October 8, 2015
Allow Yourself Joy
I fucked up... and so have a lot of you.
Up until Monday night, I only conceptualized this Seahawks season as an epilogue to the last one. The ball disappearing into Malcolm Butler's arms wasn't final defeat- It was just a depressing cliffhanger of a season finale for an amazing show. 2015 was where we'd finish the job, and re-establish the dominion of the Emerald Empire.
The problem with that mindset was twofold: It was a denial of a painful but immutable truth- That as much as we loved the 2014 Seahawks, they were gone. Were they the best team? Yes. Are we always going to be haunted by that final play, and by the nagging suspicion that the Patriots were up to some shady shit? Yes. But that trophy case is always going to be one Lombardi Trophy lighter than it should be, and nothing can or will ever change that.
That denial of Super Bowl XLIX's finality had warped my appreciation of this season's squad. I had made the only thing of value a Super Bowl 50 victory, and in doing that I had robbed myself of something that had been important to me my entire life: The Seahawks bringing me full, unalloyed joy. Every defeat, even every negative play, felt like encroaching darkness. Even the victory over the Bears? That brought me only a brief moment of relief- Not anything approaching jubilation.
Jump ahead to Monday's game: Up 13-3 in the 4th quarter, I felt that same sort of unsatisfying emotion from a week before. The task was going to be completed, the box on the form would be ticked off. But there would be nothing transcendent about it. On to Cincinnati, as be-hoodified Sith Lord of Massachusetts once said.
Then a fumble, and a Detroit touchdown. A nauseous feeling built within me. If we lost, that would be it. 1-3 teams don't win the Super Bowl. 1-3 teams don't even make the playoffs. I felt like Mr. Meeseeks. I would only find peace once the Seahawks "completed their task" of winning Super Bowl 50. Until then, I'd be agony.
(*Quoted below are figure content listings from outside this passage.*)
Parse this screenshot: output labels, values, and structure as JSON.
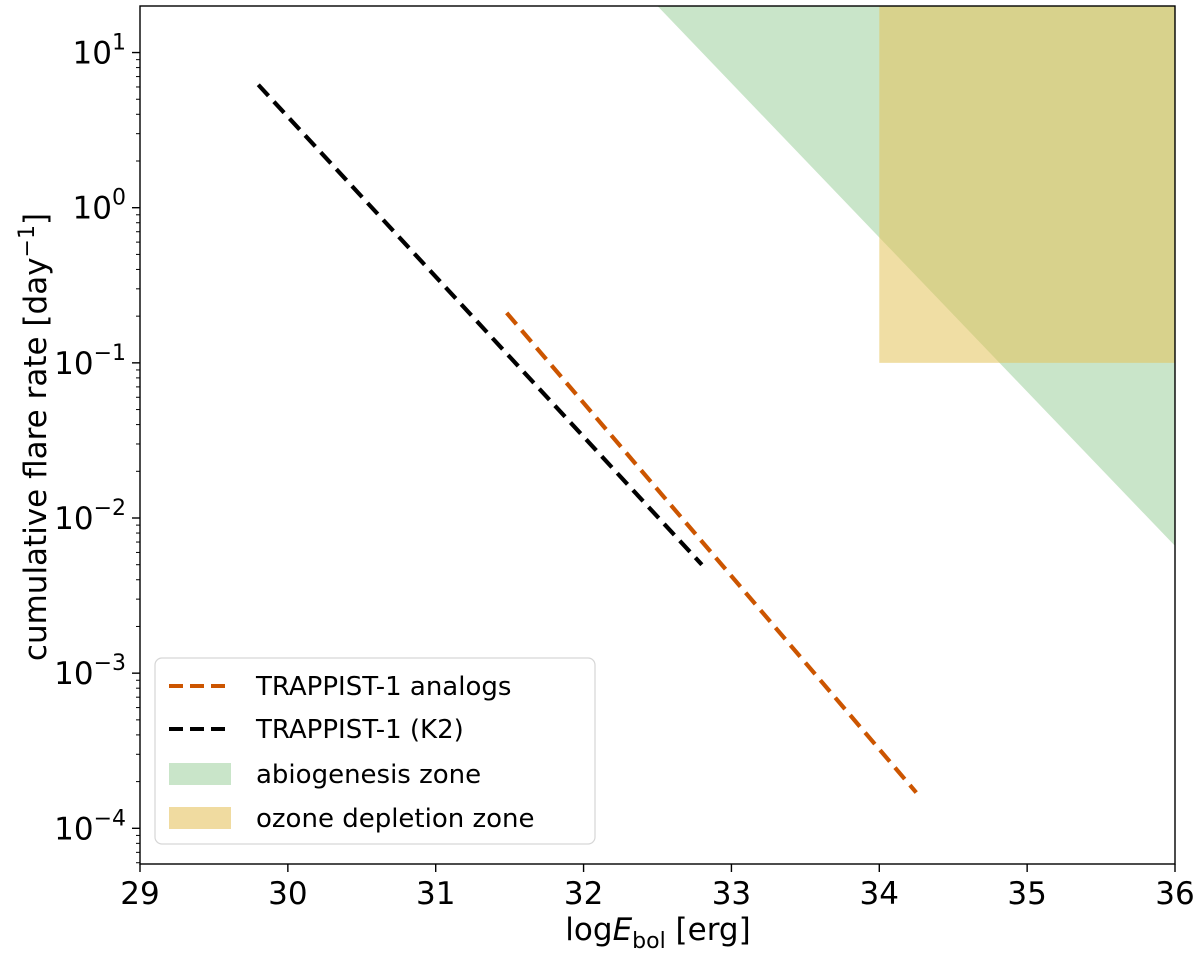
{
  "chart_data": {
    "type": "line",
    "xlabel": {
      "pre": "log",
      "main": "E",
      "sub": "bol",
      "post": " [erg]"
    },
    "ylabel": {
      "main": "cumulative flare rate [day",
      "sup": "−1",
      "post": "]"
    },
    "xlim": [
      29,
      36
    ],
    "ylim_log10": [
      -4.23,
      1.3
    ],
    "yscale": "log",
    "xticks": [
      "29",
      "30",
      "31",
      "32",
      "33",
      "34",
      "35",
      "36"
    ],
    "yticks": [
      {
        "base": "10",
        "exp": "−4",
        "value": -4
      },
      {
        "base": "10",
        "exp": "−3",
        "value": -3
      },
      {
        "base": "10",
        "exp": "−2",
        "value": -2
      },
      {
        "base": "10",
        "exp": "−1",
        "value": -1
      },
      {
        "base": "10",
        "exp": "0",
        "value": 0
      },
      {
        "base": "10",
        "exp": "1",
        "value": 1
      }
    ],
    "series": [
      {
        "name": "TRAPPIST-1 analogs",
        "color": "#cc5500",
        "style": "dashed",
        "x": [
          31.48,
          34.25
        ],
        "y": [
          0.21,
          0.00017
        ]
      },
      {
        "name": "TRAPPIST-1 (K2)",
        "color": "#000000",
        "style": "dashed",
        "x": [
          29.8,
          32.8
        ],
        "y": [
          6.2,
          0.005
        ]
      }
    ],
    "regions": [
      {
        "name": "abiogenesis zone",
        "color": "#c9e5c9",
        "x": [
          32.5,
          36
        ],
        "y_log10_at_x": [
          1.3,
          -2.18
        ]
      },
      {
        "name": "ozone depletion zone",
        "color": "#e3c25a",
        "x": [
          34,
          36
        ],
        "y": [
          0.1,
          20
        ]
      }
    ],
    "legend_position": "lower-left",
    "grid": false
  }
}
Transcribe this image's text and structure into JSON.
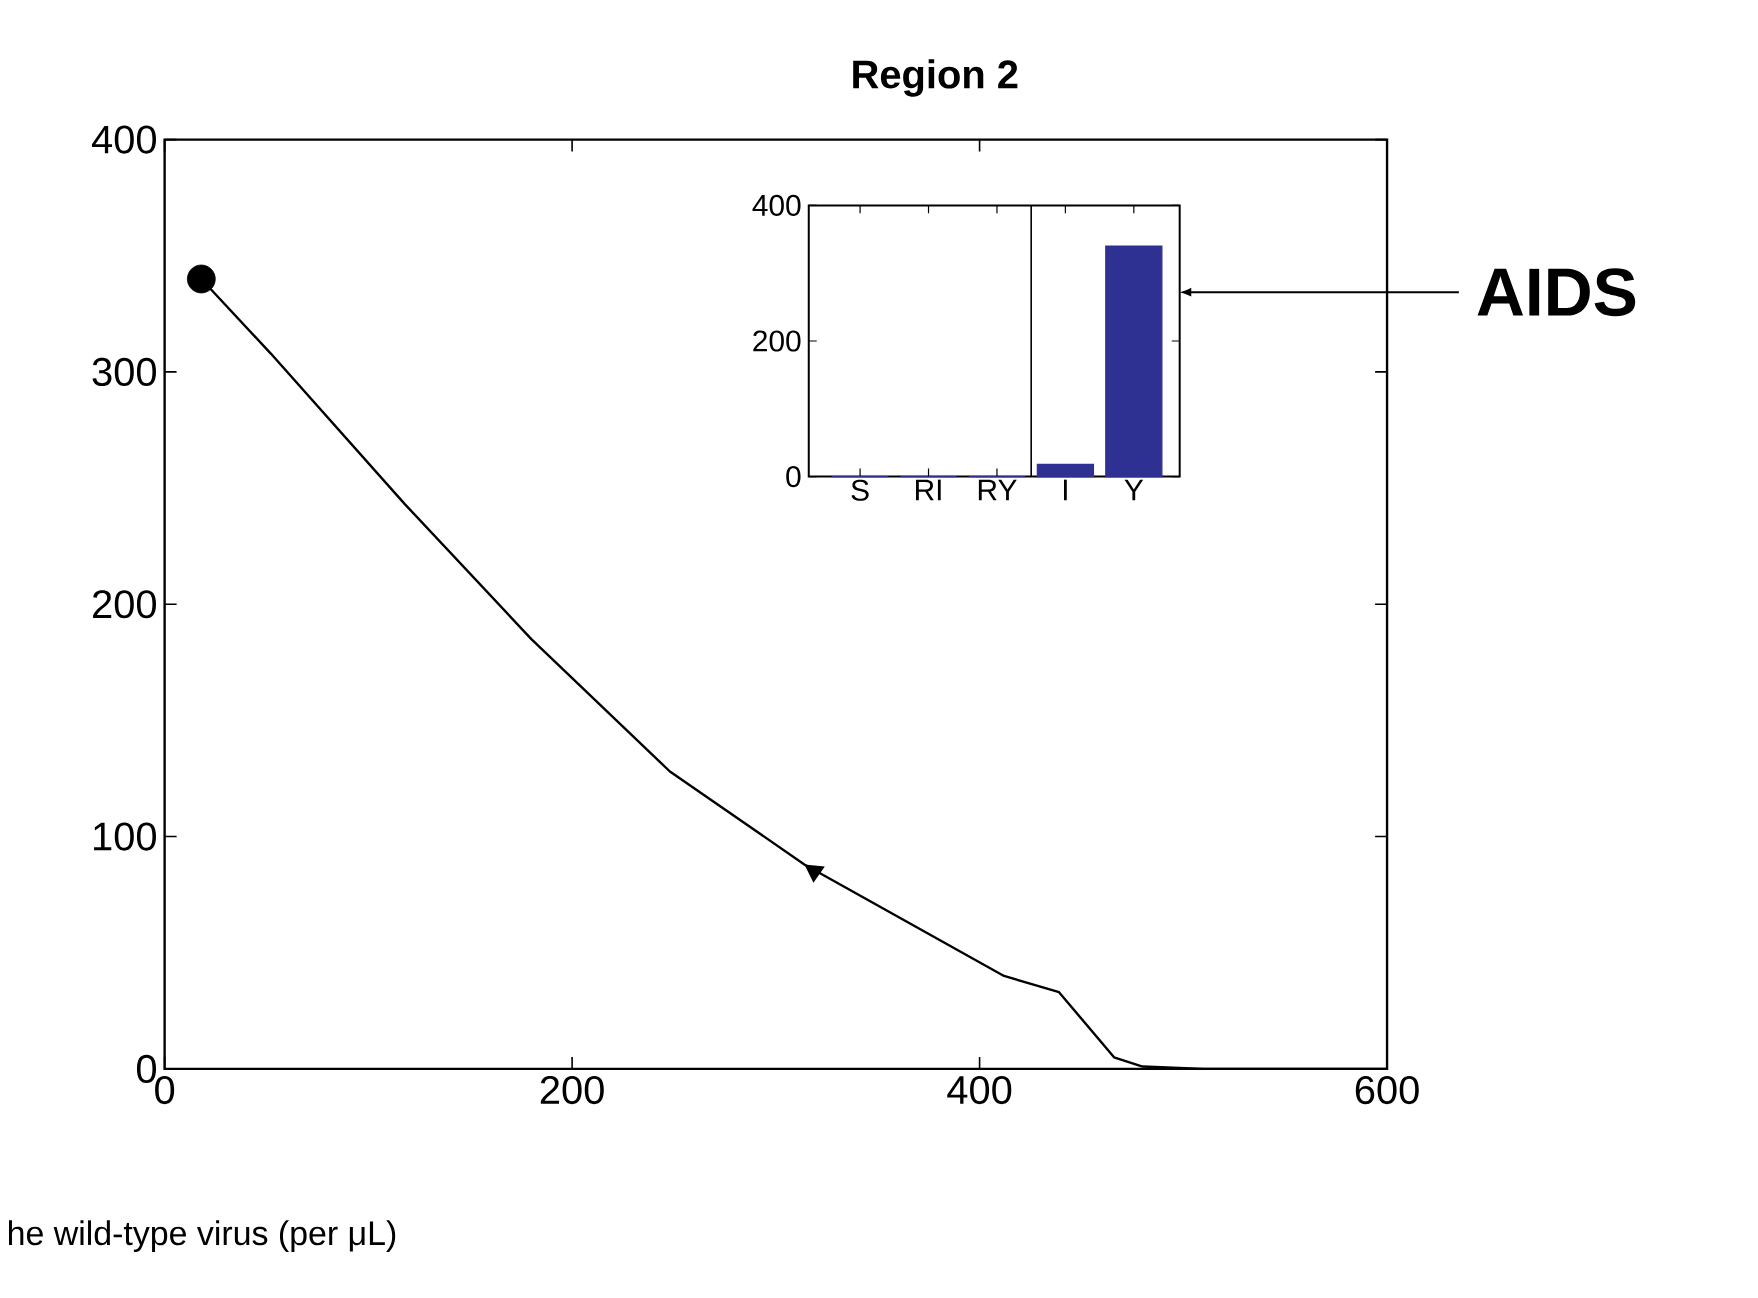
{
  "chart_data": [
    {
      "type": "line",
      "title": "Region 2",
      "xlabel": "he wild-type virus (per μL)",
      "xlim": [
        0,
        600
      ],
      "ylim": [
        0,
        400
      ],
      "xticks": [
        0,
        200,
        400,
        600
      ],
      "yticks": [
        0,
        100,
        200,
        300,
        400
      ],
      "series": [
        {
          "type": "line",
          "color": "#000000",
          "marker": "none",
          "x": [
            18,
            52,
            118,
            180,
            248,
            314,
            412,
            439,
            466,
            480,
            510,
            560,
            600
          ],
          "values": [
            340,
            308,
            243,
            185,
            128,
            88,
            40,
            33,
            5,
            1,
            0,
            0,
            0
          ]
        },
        {
          "type": "scatter",
          "color": "#000000",
          "marker": "circle",
          "x": [
            18
          ],
          "values": [
            340
          ]
        }
      ]
    },
    {
      "type": "bar",
      "categories": [
        "S",
        "RI",
        "RY",
        "I",
        "Y"
      ],
      "values": [
        0,
        0,
        0,
        18,
        340
      ],
      "color": "#2e3192",
      "ylim": [
        0,
        400
      ],
      "yticks": [
        0,
        200,
        400
      ],
      "annotations": [
        "AIDS"
      ]
    }
  ]
}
Lions stalking deep in Seattle territory; One of the greatest wide receivers of all time catches the ball and sprints for the goal line and the touchdown that would be The End of All Things.
Earl Thomas III hits him low. Cary Williams grabs from behind. The righteous fist of Kam Chancellor, powered by fury greater than Ronnie Lott or even the hallowed Ken Easley, blasts the ball from Calvin Johnson's grasp. Touchback. Seahawks' ball. Victory.
Well, it wasn't that simple, was it? Chancellor wasn't the only Seahawk displaying transcendent talent and a flair for the dramatic Monday night- Victory wasn't assured until the Russell Wilson slipped away from the Detroit rush one last time and fired a strike on the run deep downfield to Jermaine Kearse. The Wolfbadger was somehow turning lead into gold all night long, providing some semblance of offense in the absence of Marshawn Lynch and a functional offensive line.
Then there was "Batghazi." Yeah, KJ Wright batted the ball out of bounds. Yeah, it was technically a foul. But only the most ardent ESPN-shitstirrers and Detroit partisans could argue that a flag should have been thrown in a situation where the yellow laundry NEVER touches the grass. No one but a straight-up hater could argue that Wright's obscure, arcane infraction should trump Chancellor's peerless timing and incomparable effort.
And then I knew- If I didn't allow myself to feel joy after what I had just witnessed, what was the point of being a fan? What Kam Chancellor, Earl Thomas III, Richard Sherman, Russell Wilson, Marshawn Lynch and a constellation of other sublime talents do in our names on a weekly basis deserves more than a sigh of relief. 2015 isn't 2014, and that's ok.
The offense isn't where it needs to be, but there are three months to get it right. Because this team will be in the playoffs, and for 30 years of my fandom making the playoffs was cause for celebration. It still should be. More than that, this team will be lethally dangerous, even if they don't drink from the Holy Grail of Home Field Advantage. Any team that boasts the best special teams and the best defense (like these Seahawks) is a team that can win road playoff games. We can (and will) go all 2000 Ravens/2002 Buccaneers on the NFL's asses if we have to. Until then, I'm going to enjoy every second. This isn't just a 17-week footnote to last season. It's a new journey, and over the next few months this team is going to do things none of us have ever seen before.
This Sunday's game has particular personal significance for me. Not only will I be at the game in Cincinnati, but my 9-year-old son will be there with me for his first ever Seahawks game. I was 8 years old when my father took me to my first Seahawks game back in 1983, and after that I was a Twelve for life. I'm hoping that our boys help create an indelible, unforgettable experience for my son on Sunday, but I'm trying to remind myself that it's not the end of the world if we lose.
But we won't. The Seahawks are going to prove they can win a big game on the road. Again. And it won't be the last time we see this team shock the football world this season.